A tweet deleter can be safe when you understand how it accesses your account, how quickly it deletes and what records you keep before removal. The main risks are deleting the wrong posts, hitting platform slowdowns, or trusting a workflow that asks for more access than you are comfortable with.
Safety checklist
Before you run a large cleanup, check these points:
- Does the tool require your X password?
- Does it run locally in your browser or through a separate web app?
- Can you back up records before deleting?
- Can you use date, keyword and engagement filters?
- Can you set exceptions for posts to keep?
- Does it support your official X archive for older history?
- Can you control the deletion pace?
DeleteTweets is designed around local browser cleanup. You sign in to x.com normally, then the extension works in that browser context.
Backups reduce regret
Large deletion jobs are hard to reverse. Back up before deleting and export records when you need a personal archive. This is especially useful for creators, professionals and anyone deleting years of posts.

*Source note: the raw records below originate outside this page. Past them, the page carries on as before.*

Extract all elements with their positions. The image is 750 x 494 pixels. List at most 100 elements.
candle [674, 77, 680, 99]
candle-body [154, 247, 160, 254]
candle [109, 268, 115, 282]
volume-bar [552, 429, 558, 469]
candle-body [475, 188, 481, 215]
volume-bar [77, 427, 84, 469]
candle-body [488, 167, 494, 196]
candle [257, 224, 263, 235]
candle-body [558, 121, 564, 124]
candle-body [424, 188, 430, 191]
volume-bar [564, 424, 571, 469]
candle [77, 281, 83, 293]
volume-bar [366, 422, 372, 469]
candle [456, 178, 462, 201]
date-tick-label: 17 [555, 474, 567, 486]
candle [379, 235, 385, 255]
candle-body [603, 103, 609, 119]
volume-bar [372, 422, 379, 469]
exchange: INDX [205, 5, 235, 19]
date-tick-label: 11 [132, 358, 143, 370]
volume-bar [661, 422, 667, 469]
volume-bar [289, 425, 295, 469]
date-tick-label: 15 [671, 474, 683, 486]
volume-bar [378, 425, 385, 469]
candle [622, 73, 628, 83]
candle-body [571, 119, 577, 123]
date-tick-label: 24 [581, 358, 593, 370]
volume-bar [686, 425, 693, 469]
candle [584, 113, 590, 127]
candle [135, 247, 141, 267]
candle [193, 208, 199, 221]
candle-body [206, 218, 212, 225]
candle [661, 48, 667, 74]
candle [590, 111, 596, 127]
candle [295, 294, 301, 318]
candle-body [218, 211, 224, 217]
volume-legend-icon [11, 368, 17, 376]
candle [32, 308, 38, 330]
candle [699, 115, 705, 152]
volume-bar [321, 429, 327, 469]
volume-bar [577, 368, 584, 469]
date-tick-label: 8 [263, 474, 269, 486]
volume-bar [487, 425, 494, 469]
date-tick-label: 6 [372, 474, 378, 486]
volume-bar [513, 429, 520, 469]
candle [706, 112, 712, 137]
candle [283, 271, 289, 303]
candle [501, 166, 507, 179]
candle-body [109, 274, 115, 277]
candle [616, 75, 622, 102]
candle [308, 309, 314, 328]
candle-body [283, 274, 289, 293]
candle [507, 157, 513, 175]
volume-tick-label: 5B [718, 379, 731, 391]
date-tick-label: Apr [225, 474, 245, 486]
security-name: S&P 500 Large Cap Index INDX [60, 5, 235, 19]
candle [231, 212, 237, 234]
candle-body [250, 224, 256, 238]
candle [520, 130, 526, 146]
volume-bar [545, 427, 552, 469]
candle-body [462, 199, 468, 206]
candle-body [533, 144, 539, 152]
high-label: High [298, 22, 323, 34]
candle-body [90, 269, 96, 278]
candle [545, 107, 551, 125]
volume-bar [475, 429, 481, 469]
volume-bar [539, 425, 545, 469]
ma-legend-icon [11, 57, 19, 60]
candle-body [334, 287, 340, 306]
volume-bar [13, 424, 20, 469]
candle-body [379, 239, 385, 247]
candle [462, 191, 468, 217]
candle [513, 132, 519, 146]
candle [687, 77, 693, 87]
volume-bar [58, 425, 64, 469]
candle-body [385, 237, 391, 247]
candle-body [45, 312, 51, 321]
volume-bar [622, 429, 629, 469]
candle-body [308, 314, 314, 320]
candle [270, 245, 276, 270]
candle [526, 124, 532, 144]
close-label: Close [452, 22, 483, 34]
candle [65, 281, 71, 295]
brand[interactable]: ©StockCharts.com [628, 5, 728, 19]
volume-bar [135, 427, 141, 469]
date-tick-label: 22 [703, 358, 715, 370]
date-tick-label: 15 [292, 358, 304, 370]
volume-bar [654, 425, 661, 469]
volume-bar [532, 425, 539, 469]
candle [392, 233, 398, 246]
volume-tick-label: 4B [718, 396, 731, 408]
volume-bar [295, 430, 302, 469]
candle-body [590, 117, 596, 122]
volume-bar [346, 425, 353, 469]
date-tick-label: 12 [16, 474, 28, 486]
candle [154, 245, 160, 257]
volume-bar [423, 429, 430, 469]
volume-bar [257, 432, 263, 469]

Pacing protects reliability
Trying to delete too much too quickly can trigger X slowdowns or rate limits. A steady pace is safer than an aggressive wipe. Keep your browser open and avoid letting the computer sleep during the job.
Archive files need care
For old tweets, use your official X archive. Upload the ZIP as requested. If a file cannot be read, check whether the workflow expects the original ZIP or a specific file such as tweets.js.
Paid features need activation
If you paid for Pro through Lemon Squeezy, activate the license key inside DeleteTweets. The email receipt is not enough by itself. Paste the key in the extension so Pro permissions are available before starting archive cleanup or higher-limit runs.
Safety is mostly about control: choose a narrow scope, back up first and run slowly enough that you can monitor the result.